Multitude, solitude: equal and interchangeable terms for the active, fertile poet. The man who cannot people his solitude will not be able, either, to be alone in a busy crowd.
The poet enjoys the incomparable privilege of being able at will to be himself and someone else. Like wandering souls seeking a body, he enters, when he pleases, the personality of anyone and everyone. For him alone, everything lies open; and if some places seem to be closed to him, that is because, in his eyes, they are not worth visiting.
The solitary, thoughtful walker draws a singular excitement from this universal communion. He who can easily match himself to the crowd knows feverish pleasures of which the egoist, shut up like a trunk, and the lazy man, inward-turning as a mollusc, will for ever be deprived.

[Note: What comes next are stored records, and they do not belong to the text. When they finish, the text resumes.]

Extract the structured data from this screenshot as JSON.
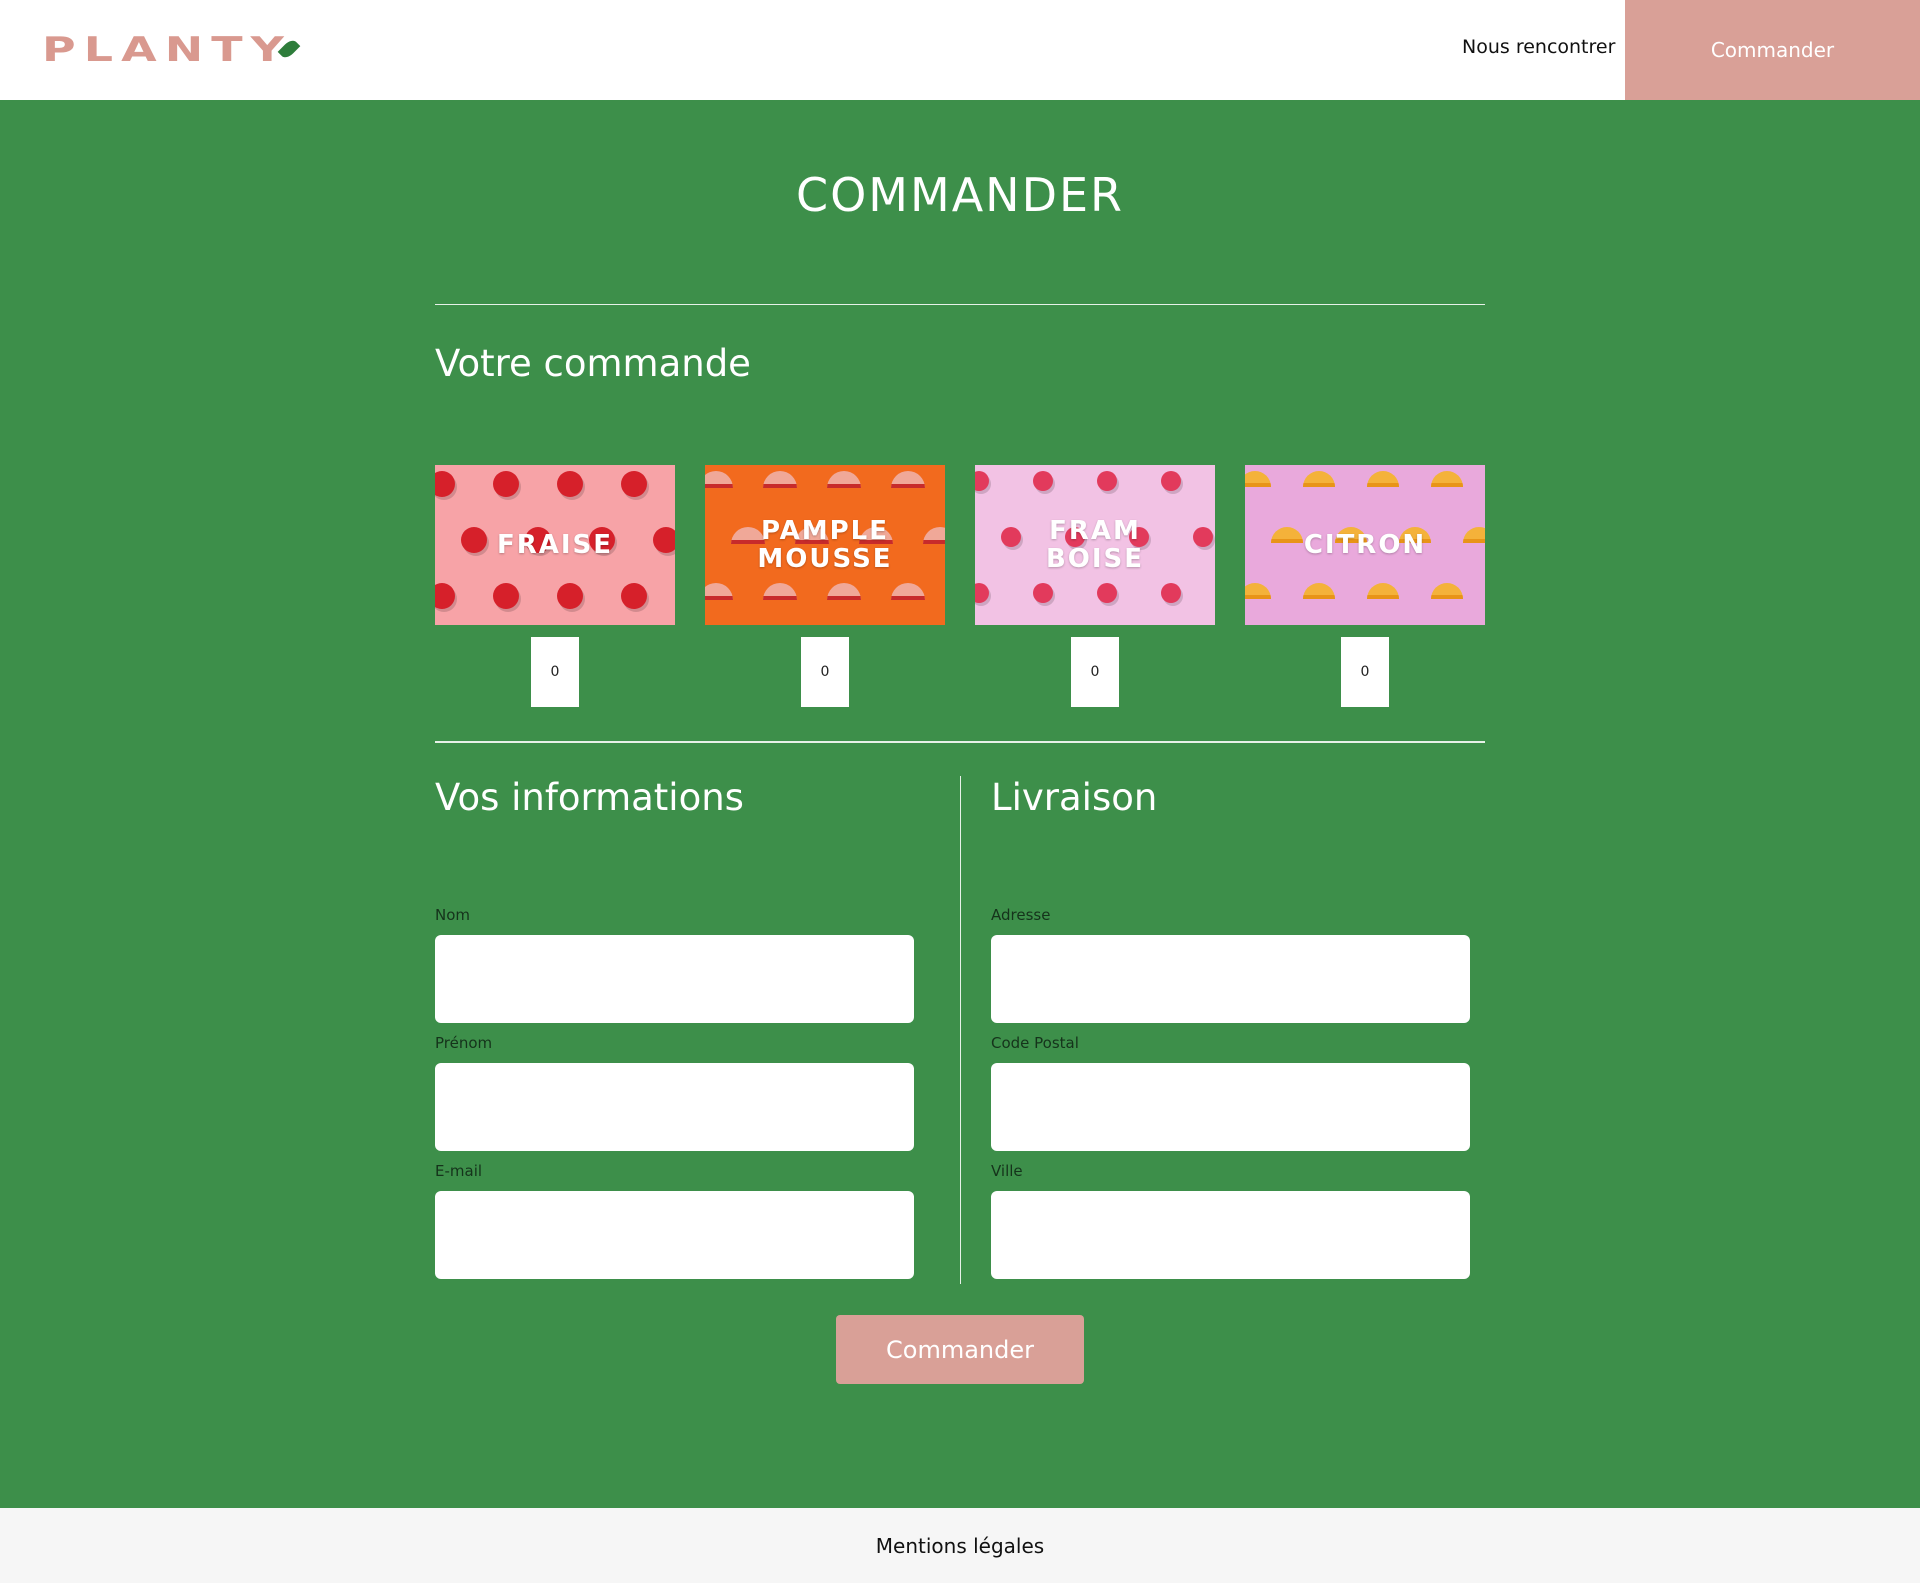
{
  "header": {
    "logo_text": "PLANTY",
    "nav_link": "Nous rencontrer",
    "nav_button": "Commander"
  },
  "page": {
    "title": "COMMANDER"
  },
  "order": {
    "title": "Votre commande",
    "products": [
      {
        "label": "FRAISE",
        "quantity": "0"
      },
      {
        "label": "PAMPLE\nMOUSSE",
        "quantity": "0"
      },
      {
        "label": "FRAM\nBOISE",
        "quantity": "0"
      },
      {
        "label": "CITRON",
        "quantity": "0"
      }
    ]
  },
  "info": {
    "title": "Vos informations",
    "fields": [
      {
        "label": "Nom",
        "value": ""
      },
      {
        "label": "Prénom",
        "value": ""
      },
      {
        "label": "E-mail",
        "value": ""
      }
    ]
  },
  "delivery": {
    "title": "Livraison",
    "fields": [
      {
        "label": "Adresse",
        "value": ""
      },
      {
        "label": "Code Postal",
        "value": ""
      },
      {
        "label": "Ville",
        "value": ""
      }
    ]
  },
  "submit_label": "Commander",
  "footer": {
    "link": "Mentions légales"
  },
  "colors": {
    "background": "#3d8f4a",
    "accent": "#d9a097",
    "strawberry_bg": "#f7a3a7",
    "grapefruit_bg": "#f26a1e",
    "raspberry_bg": "#f2c2e4",
    "lemon_bg": "#e9a9dc"
  }
}
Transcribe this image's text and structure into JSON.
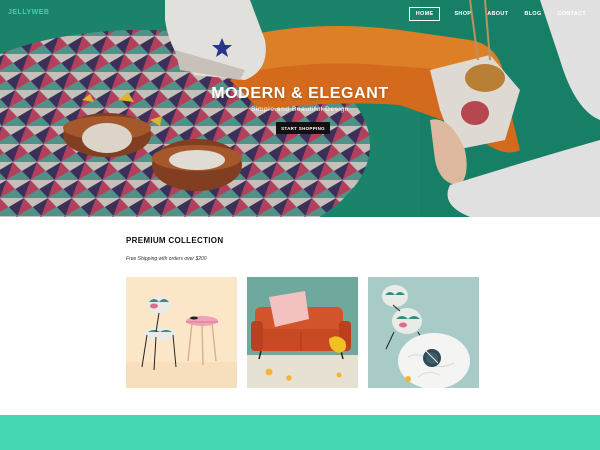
{
  "brand": {
    "logo": "JELLYWEB"
  },
  "nav": {
    "items": [
      {
        "label": "HOME",
        "active": true
      },
      {
        "label": "SHOP",
        "active": false
      },
      {
        "label": "ABOUT",
        "active": false
      },
      {
        "label": "BLOG",
        "active": false
      },
      {
        "label": "CONTACT",
        "active": false
      }
    ]
  },
  "hero": {
    "title": "MODERN & ELEGANT",
    "subtitle": "Simple and Beautiful Design",
    "cta_label": "START SHOPPING"
  },
  "collection": {
    "title": "PREMIUM COLLECTION",
    "note": "Free Shipping with orders over $200",
    "products": [
      {
        "image": "chair-and-pink-table"
      },
      {
        "image": "orange-sofa-with-pink-pillow"
      },
      {
        "image": "chair-and-marble-table-topview"
      }
    ]
  },
  "colors": {
    "accent": "#44d6b3",
    "logo": "#3fd3ad",
    "hero_green": "#1f9878",
    "button": "#111111"
  }
}
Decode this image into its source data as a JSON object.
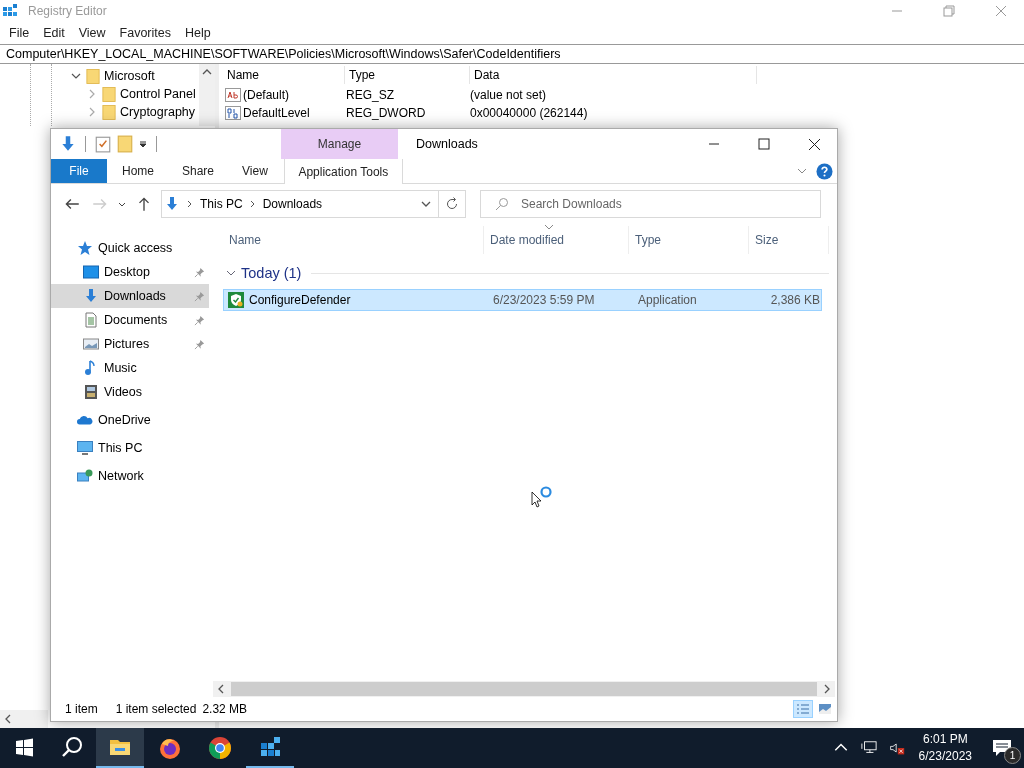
{
  "registry_editor": {
    "title": "Registry Editor",
    "menu": [
      "File",
      "Edit",
      "View",
      "Favorites",
      "Help"
    ],
    "address": "Computer\\HKEY_LOCAL_MACHINE\\SOFTWARE\\Policies\\Microsoft\\Windows\\Safer\\CodeIdentifiers",
    "tree": [
      {
        "label": "Microsoft",
        "expanded": true,
        "children": [
          {
            "label": "Control Panel",
            "expanded": false
          },
          {
            "label": "Cryptography",
            "expanded": false
          }
        ]
      }
    ],
    "columns": [
      "Name",
      "Type",
      "Data"
    ],
    "rows": [
      {
        "kind": "string",
        "name": "(Default)",
        "type": "REG_SZ",
        "data": "(value not set)"
      },
      {
        "kind": "binary",
        "name": "DefaultLevel",
        "type": "REG_DWORD",
        "data": "0x00040000 (262144)"
      }
    ]
  },
  "explorer": {
    "title": "Downloads",
    "context_group": "Manage",
    "ribbon_tabs": [
      {
        "label": "File",
        "kind": "file",
        "selected": false
      },
      {
        "label": "Home",
        "kind": "normal",
        "selected": false
      },
      {
        "label": "Share",
        "kind": "normal",
        "selected": false
      },
      {
        "label": "View",
        "kind": "normal",
        "selected": false
      },
      {
        "label": "Application Tools",
        "kind": "contextual",
        "selected": true
      }
    ],
    "breadcrumb": [
      "This PC",
      "Downloads"
    ],
    "search": {
      "placeholder": "Search Downloads"
    },
    "nav": [
      {
        "label": "Quick access",
        "kind": "star",
        "selected": false,
        "children": [
          {
            "label": "Desktop",
            "kind": "desktop",
            "selected": false,
            "pinned": true
          },
          {
            "label": "Downloads",
            "kind": "download",
            "selected": true,
            "pinned": true
          },
          {
            "label": "Documents",
            "kind": "document",
            "selected": false,
            "pinned": true
          },
          {
            "label": "Pictures",
            "kind": "pictures",
            "selected": false,
            "pinned": true
          },
          {
            "label": "Music",
            "kind": "music",
            "selected": false,
            "pinned": false
          },
          {
            "label": "Videos",
            "kind": "videos",
            "selected": false,
            "pinned": false
          }
        ]
      },
      {
        "label": "OneDrive",
        "kind": "cloud",
        "selected": false
      },
      {
        "label": "This PC",
        "kind": "pc",
        "selected": false
      },
      {
        "label": "Network",
        "kind": "network",
        "selected": false
      }
    ],
    "columns": [
      {
        "label": "Name",
        "sorted": false
      },
      {
        "label": "Date modified",
        "sorted": true
      },
      {
        "label": "Type",
        "sorted": false
      },
      {
        "label": "Size",
        "sorted": false
      }
    ],
    "groups": [
      {
        "label": "Today (1)",
        "expanded": true,
        "files": [
          {
            "name": "ConfigureDefender",
            "date": "6/23/2023 5:59 PM",
            "type": "Application",
            "size": "2,386 KB",
            "selected": true
          }
        ]
      }
    ],
    "status": {
      "count": "1 item",
      "selection": "1 item selected",
      "size": "2.32 MB"
    },
    "view_modes": [
      {
        "kind": "details",
        "selected": true
      },
      {
        "kind": "large-icons",
        "selected": false
      }
    ]
  },
  "taskbar": {
    "apps": [
      {
        "kind": "explorer",
        "active": true,
        "running": true
      },
      {
        "kind": "firefox",
        "active": false,
        "running": false
      },
      {
        "kind": "chrome",
        "active": false,
        "running": false
      },
      {
        "kind": "regedit",
        "active": false,
        "running": true
      }
    ],
    "muted": true,
    "time": "6:01 PM",
    "date": "6/23/2023",
    "notifications": "1"
  }
}
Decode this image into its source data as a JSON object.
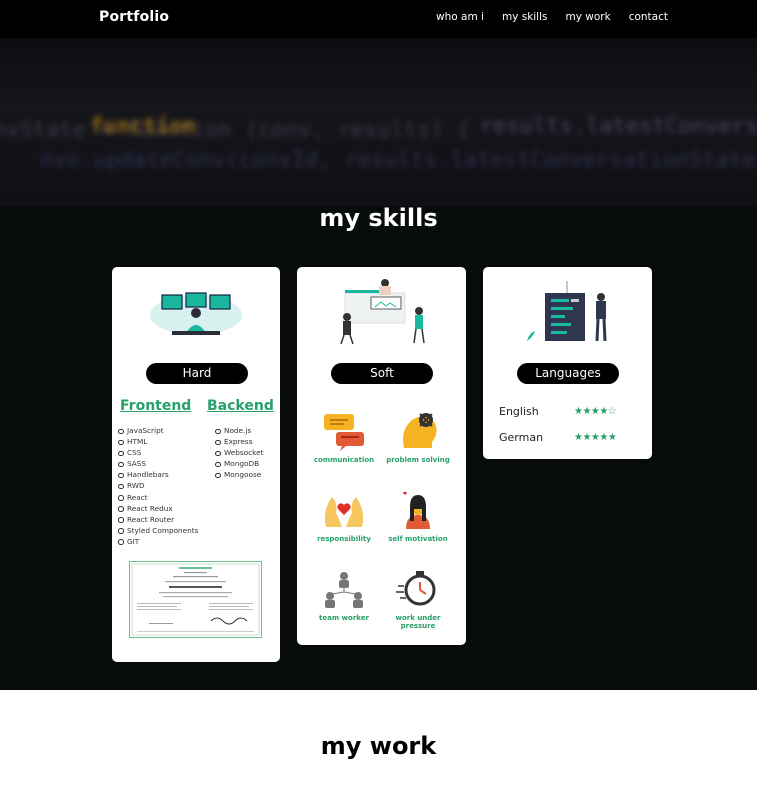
{
  "navbar": {
    "brand": "Portfolio",
    "links": [
      "who am i",
      "my skills",
      "my work",
      "contact"
    ]
  },
  "skills": {
    "title": "my skills",
    "cards": {
      "hard": {
        "pill": "Hard",
        "frontend_title": "Frontend",
        "backend_title": "Backend",
        "frontend_items": [
          "JavaScript",
          "HTML",
          "CSS",
          "SASS",
          "Handlebars",
          "RWD",
          "React",
          "React Redux",
          "React Router",
          "Styled Components",
          "GIT"
        ],
        "backend_items": [
          "Node.js",
          "Express",
          "Websocket",
          "MongoDB",
          "Mongoose"
        ]
      },
      "soft": {
        "pill": "Soft",
        "items": [
          "communication",
          "problem solving",
          "responsibility",
          "self motivation",
          "team worker",
          "work under pressure"
        ]
      },
      "languages": {
        "pill": "Languages",
        "items": [
          {
            "name": "English",
            "stars": "★★★★☆",
            "rating": 4.5
          },
          {
            "name": "German",
            "stars": "★★★★★",
            "rating": 4.5
          }
        ]
      }
    }
  },
  "work": {
    "title": "my work"
  },
  "colors": {
    "accent": "#27a06b",
    "dark": "#080b0c"
  }
}
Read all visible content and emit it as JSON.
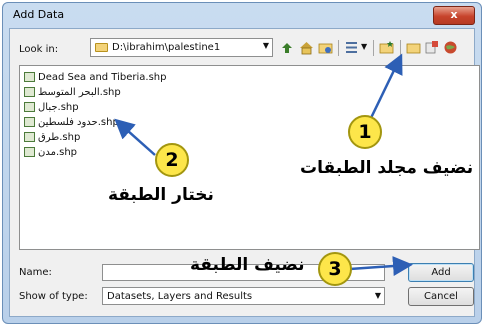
{
  "window": {
    "title": "Add Data",
    "close_label": "x"
  },
  "look_in": {
    "label": "Look in:",
    "path": "D:\\ibrahim\\palestine1"
  },
  "toolbar": {
    "icons": [
      "up-folder-icon",
      "home-icon",
      "connect-folder-icon",
      "list-view-icon",
      "new-folder-icon",
      "folder-open-icon",
      "database-icon",
      "globe-icon"
    ]
  },
  "files": [
    {
      "name": "Dead Sea and Tiberia.shp",
      "icon": "polygon-shapefile-icon"
    },
    {
      "name": "البحر المتوسط.shp",
      "icon": "polygon-shapefile-icon"
    },
    {
      "name": "جبال.shp",
      "icon": "point-shapefile-icon"
    },
    {
      "name": "حدود فلسطين.shp",
      "icon": "polygon-shapefile-icon"
    },
    {
      "name": "طرق.shp",
      "icon": "line-shapefile-icon"
    },
    {
      "name": "مدن.shp",
      "icon": "point-shapefile-icon"
    }
  ],
  "name_field": {
    "label": "Name:",
    "value": ""
  },
  "type_field": {
    "label": "Show of type:",
    "value": "Datasets, Layers and Results"
  },
  "buttons": {
    "add": "Add",
    "cancel": "Cancel"
  },
  "annotations": {
    "step1": {
      "number": "1",
      "text": "نضيف مجلد الطبقات"
    },
    "step2": {
      "number": "2",
      "text": "نختار الطبقة"
    },
    "step3": {
      "number": "3",
      "text": "نضيف الطبقة"
    }
  },
  "colors": {
    "callout": "#fde64a",
    "arrow": "#2d5fb5",
    "close": "#c7442c"
  }
}
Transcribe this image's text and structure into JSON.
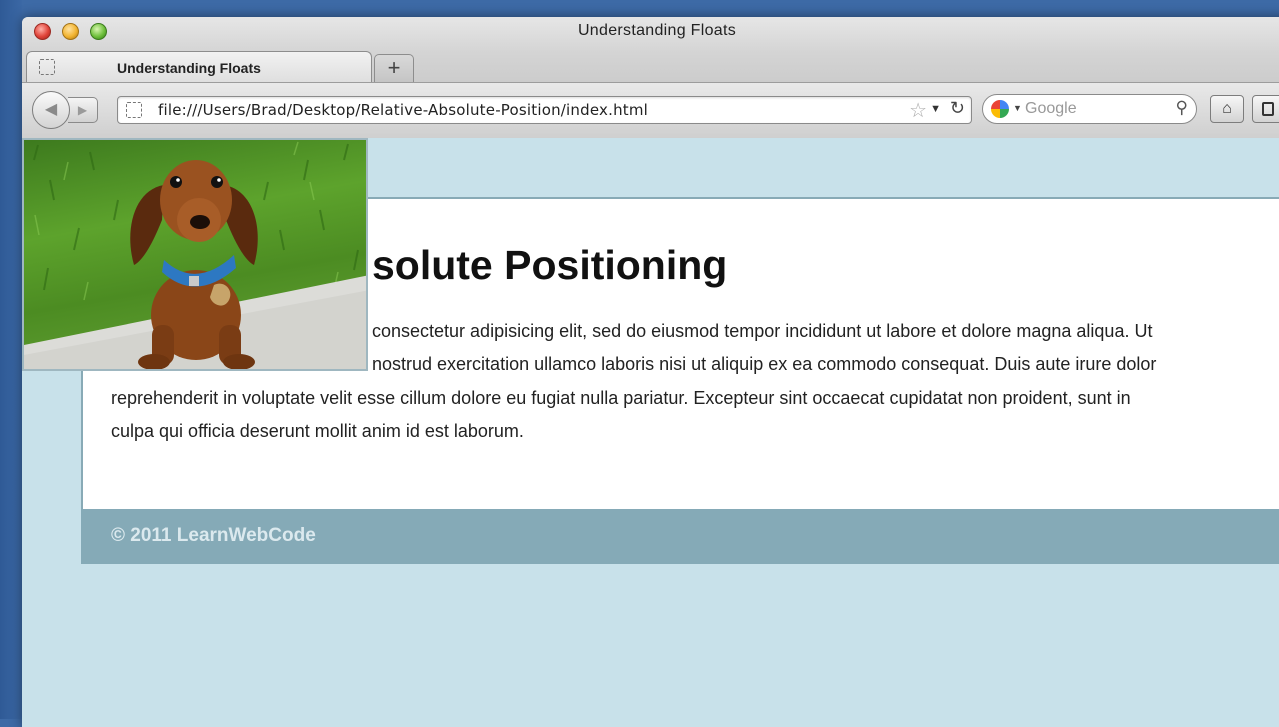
{
  "window": {
    "title": "Understanding Floats"
  },
  "tabs": [
    {
      "label": "Understanding Floats"
    }
  ],
  "toolbar": {
    "new_tab_label": "+",
    "url": "file:///Users/Brad/Desktop/Relative-Absolute-Position/index.html",
    "search_placeholder": "Google",
    "back_icon": "back-arrow-icon",
    "forward_icon": "forward-arrow-icon",
    "home_icon": "home-icon"
  },
  "page": {
    "heading": "solute Positioning",
    "paragraph_lines": [
      "consectetur adipisicing elit, sed do eiusmod tempor incididunt ut labore et dolore magna aliqua. Ut",
      "nostrud exercitation ullamco laboris nisi ut aliquip ex ea commodo consequat. Duis aute irure dolor",
      "reprehenderit in voluptate velit esse cillum dolore eu fugiat nulla pariatur. Excepteur sint occaecat cupidatat non proident, sunt in",
      "culpa qui officia deserunt mollit anim id est laborum."
    ],
    "footer": "© 2011 LearnWebCode",
    "image": "dachshund-photo"
  },
  "colors": {
    "page_background": "#c8e1ea",
    "footer_background": "#85aab7",
    "content_background": "#ffffff"
  }
}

He takes for his own all the professions, all the joys and all the wretchedness that circumstances present to him.
What men call love is a very small thing, very restricted and very feeble, compared to this inexpressible orgy, this holy prostitution of the soul which gives itself up entirely, poetry and charity, to the unexpected as it appears, the stranger passing by.
It is good now and then to show the fortunate ones in this world (if only to cast down for a moment their stupid pride) that there are happinesses superior to theirs, vaster and subtler. The founders of colonies, shepherds of peoples, missionary priests exiled at the ends of the earth, no doubt know something of these mysterious intoxications; and, in the bosom of the vast family which their genius has made for itself, they must sometimes laugh at those who pity them for their turbulent fate and their life of such chastity.